Whilst statistics show that Lesotho is doing well in addressing United Nations Millennium Development Goal 3 on “promoting gender equality and empowering women”, equal participation in elections remains an issue of concern. Following the February 2015 elections, only 30 out of 120 Members of Parliaments in the Lower House are female. One of the key obstacles to reaching the 50-50 goal set out in the 2008 Southern African Development Community (SADC) Protocol on Gender and Development, signed and ratified by Lesotho, is the electoral system itself. Of particular concern are the challenges women face in being nominated to the constituency-based electoral contests.
In this context, the Independent Electoral Commission (IEC) of Lesotho asked International IDEA to host a roundtable event focusing on issues such as the IEC’s engagement and commitment to promoting gender equality in electoral processes is in line with the pillar on Gender and Governance in Lesotho’s National Gender Policy.
In her opening statement, IEC Commissioner Advocate Mamosebi Pholo emphasised:
The fundamental role of the IEC is, among other things, to promote and preserve the ability of all eligible citizens to effectively and equally participate in the electoral processes. This entails an adherence to democratic principles of universal suffrage, political equality and inclusive participation throughout the electoral cycle.
This cannot be achieved unless we are conversant with gender equality principles and concepts, which this roundtable is all about. On the other hand, there can be no credible elections without participation of eligible citizens from all walks of society (men, women, the young and elderly, the disabled, rural and urban dwellers). Ensuring equal participation, however, requires a strategic guide.
In addition to highlighting the specific obstacles for Lesotho women’s participation in politics, the roundtable was a first step toward developing an official gender policy for the IEC. Such a policy is an important stride toward greater gender equality in the electoral process.
The roundtable was attended by the IEC commissioners, directors, IEC staff at managerial levels from both the head office in Maseru and district offices across the country, and the national gender machinery representative. It was a useful platform for exploring key concepts of gender, gender equality and gender mainstreaming in electoral processes, how gender is intrinsic to democracy building processes such as the electoral processes, and the value for managing electoral processes from the electoral cycle approach, the relevance and purpose of an IEC specific gender policy.

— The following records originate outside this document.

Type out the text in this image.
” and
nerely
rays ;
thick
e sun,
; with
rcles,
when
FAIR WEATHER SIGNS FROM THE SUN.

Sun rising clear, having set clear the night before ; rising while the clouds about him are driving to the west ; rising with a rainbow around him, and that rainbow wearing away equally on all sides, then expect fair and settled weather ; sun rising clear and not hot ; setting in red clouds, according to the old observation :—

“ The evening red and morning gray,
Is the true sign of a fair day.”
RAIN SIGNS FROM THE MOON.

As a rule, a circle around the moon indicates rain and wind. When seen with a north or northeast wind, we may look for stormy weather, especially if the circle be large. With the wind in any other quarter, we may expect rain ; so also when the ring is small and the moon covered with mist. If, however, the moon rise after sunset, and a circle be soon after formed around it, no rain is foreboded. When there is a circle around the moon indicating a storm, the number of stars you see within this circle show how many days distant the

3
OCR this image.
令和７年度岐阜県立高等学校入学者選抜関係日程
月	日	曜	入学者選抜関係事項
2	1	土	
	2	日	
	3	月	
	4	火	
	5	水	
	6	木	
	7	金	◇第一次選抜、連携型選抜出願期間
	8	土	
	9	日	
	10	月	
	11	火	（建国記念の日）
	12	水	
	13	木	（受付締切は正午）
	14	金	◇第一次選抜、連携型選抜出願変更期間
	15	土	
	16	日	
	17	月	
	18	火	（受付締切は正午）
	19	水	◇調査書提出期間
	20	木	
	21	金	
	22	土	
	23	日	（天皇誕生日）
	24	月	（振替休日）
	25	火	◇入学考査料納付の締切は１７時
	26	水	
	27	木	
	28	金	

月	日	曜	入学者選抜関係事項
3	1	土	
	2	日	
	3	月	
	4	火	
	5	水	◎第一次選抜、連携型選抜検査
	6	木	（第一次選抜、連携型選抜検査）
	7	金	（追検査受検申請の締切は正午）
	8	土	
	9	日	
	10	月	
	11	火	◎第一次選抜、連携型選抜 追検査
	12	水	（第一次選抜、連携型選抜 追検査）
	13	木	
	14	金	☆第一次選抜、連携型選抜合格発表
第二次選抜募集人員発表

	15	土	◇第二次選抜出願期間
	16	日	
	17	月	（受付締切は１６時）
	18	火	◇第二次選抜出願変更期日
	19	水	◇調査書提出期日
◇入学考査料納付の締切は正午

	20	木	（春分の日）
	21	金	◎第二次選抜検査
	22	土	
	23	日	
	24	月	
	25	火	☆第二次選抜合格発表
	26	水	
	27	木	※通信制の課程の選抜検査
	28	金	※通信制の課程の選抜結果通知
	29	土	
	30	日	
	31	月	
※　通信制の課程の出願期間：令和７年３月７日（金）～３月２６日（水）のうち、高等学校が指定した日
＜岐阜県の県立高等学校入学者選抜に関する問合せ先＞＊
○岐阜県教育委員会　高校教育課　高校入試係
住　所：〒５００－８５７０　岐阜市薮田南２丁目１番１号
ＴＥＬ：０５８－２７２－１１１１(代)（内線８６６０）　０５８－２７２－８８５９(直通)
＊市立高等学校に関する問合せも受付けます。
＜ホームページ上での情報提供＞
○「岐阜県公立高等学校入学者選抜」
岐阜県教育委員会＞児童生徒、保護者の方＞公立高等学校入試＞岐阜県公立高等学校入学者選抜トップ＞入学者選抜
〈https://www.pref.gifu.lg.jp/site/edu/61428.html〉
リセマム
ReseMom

The IEC thanked International IDEA for its responsiveness and support of the commission’s need to be a trendsetter among electoral management bodies on institutionalizing a gender policy in electoral processes. In the coming months, the IEC will engage in the development and review of a draft gender policy. The IEC is committed to organizing a national stakeholder’s consultative forum on the draft gender policy with technical support from International IDEA. After the presentation of the draft gender policy to the national stakeholders, the gender policy will be finalized.